According to the U.S. Bureau of Labor Statistics, employment of medical and health services managers is expected to grow 28% through 2032. But, employers are looking for candidates with a strong foundation to fill these open roles. Healthcare organizations seek professionals with top leadership, management and business intelligence skills.
If you want to enhance your career and move into a health service manager role, then pursuing a Master of Business Administration (MBA) degree can help. Graduates who earn an online MBA with a Healthcare Administration Concentration from Eastern Washington University (EWU) are equipped with in-demand skills and expertise to strategically improve healthcare operations and outcomes as healthcare administrators.
What is Business Intelligence?
As organizations continue to look toward data collection and analysis, their leaders can use information strategically to drive business decisions. One critical way healthcare leaders look at data is through the lens of business intelligence.
According to G2, business intelligence in healthcare “focuses on extracting meaningful information from various data sources, including electronic health records, financial systems, operational databases, and external datasets.” Unlike business analytics, which analyzes the relationships in data to determine the likelihood of future outcomes, business intelligence uncovers patterns from historical and present data.
Healthcare professionals can reference this past and current information strategically to replicate what works or drive change for what isn’t working.
How Do Healthcare Administration Use Information Strategically?
Although healthcare administrator responsibilities differ entirely from physician or nurse responsibilities, their behind-the-scenes work impacts patient care just as much. To make large-scale decisions, these professionals use business intelligence. Below are three real-life examples of how healthcare administrators use business intelligence in their organization:
- Coordinate staff schedules: Developing work schedules for physicians, nurses and staff is the responsibility of healthcare administrators. Business intelligence tells you when your facility is busiest, which allows you to increase or decrease employees on specific days and shifts to help mitigate employee stress and create a better work-life balance.
- Financial management: Healthcare administrators manage facility finances, including monitoring budgets and spending. Business intelligence can track past finances and spending to better allocate funds or keep them the same.
- Ensure quality of patient care: The level of care provided to patients is always top of mind for healthcare administrators.

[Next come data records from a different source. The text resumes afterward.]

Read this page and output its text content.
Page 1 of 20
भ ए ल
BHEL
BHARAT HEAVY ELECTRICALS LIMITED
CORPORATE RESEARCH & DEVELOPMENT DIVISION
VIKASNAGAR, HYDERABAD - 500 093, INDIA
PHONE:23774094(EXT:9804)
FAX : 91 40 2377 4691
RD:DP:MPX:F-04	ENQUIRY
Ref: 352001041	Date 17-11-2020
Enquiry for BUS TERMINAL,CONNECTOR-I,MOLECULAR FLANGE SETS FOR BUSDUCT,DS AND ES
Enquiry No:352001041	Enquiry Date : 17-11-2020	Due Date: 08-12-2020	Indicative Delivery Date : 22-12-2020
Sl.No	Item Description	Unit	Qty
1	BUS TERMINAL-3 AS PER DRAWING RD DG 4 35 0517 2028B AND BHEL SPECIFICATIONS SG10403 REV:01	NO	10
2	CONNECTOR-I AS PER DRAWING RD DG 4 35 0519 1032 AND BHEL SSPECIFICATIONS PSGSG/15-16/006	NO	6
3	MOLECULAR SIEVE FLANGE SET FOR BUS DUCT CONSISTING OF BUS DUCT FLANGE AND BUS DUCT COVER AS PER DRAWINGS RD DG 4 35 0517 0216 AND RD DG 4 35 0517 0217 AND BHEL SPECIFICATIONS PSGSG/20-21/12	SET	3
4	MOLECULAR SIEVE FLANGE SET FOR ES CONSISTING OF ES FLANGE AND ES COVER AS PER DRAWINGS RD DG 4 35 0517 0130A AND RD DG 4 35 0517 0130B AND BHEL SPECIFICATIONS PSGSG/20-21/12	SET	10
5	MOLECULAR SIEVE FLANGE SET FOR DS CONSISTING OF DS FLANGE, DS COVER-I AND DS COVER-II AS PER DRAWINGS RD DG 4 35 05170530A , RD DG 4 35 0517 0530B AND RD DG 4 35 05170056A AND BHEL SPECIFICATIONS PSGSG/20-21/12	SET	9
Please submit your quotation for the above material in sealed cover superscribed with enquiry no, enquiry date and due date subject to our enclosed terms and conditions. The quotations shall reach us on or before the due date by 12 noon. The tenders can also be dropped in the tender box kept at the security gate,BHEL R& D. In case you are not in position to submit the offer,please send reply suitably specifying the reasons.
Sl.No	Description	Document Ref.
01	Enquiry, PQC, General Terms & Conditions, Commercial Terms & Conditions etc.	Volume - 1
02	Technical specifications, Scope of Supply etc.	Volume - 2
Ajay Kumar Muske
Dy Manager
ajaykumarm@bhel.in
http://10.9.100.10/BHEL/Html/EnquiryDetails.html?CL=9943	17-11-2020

Business intelligence can help provide enhanced care by tracking patient medical data such as heart rate, blood pressure and sugar levels. Storing this information in a centralized place allows for quick decision-making if a patient’s treatment needs collaboration across multiple departments.
If you want to pursue a leadership role in healthcare, then now is the time to leverage business intelligence. Organizations need professionals who understand data and can use it to effectively run a business.
Leverage Business Intelligence in Healthcare at EWU
Using business intelligence in your healthcare organization provides enhanced patient care, easier financial planning, quicker decision-making and optimized operations. EWU’s online MBA with a Healthcare Administration Concentration program provides the foundational knowledge of business intelligence needed to help your organization thrive.
This program offers a Business Intelligence in Health Systems course that examines how information acts as a resource supporting a health system’s operations and requirements, such as “regulatory, legal, risk and environmental requirements.” Students also review how business intelligence is implemented in current health systems implementation and how this affects management and finance decisions.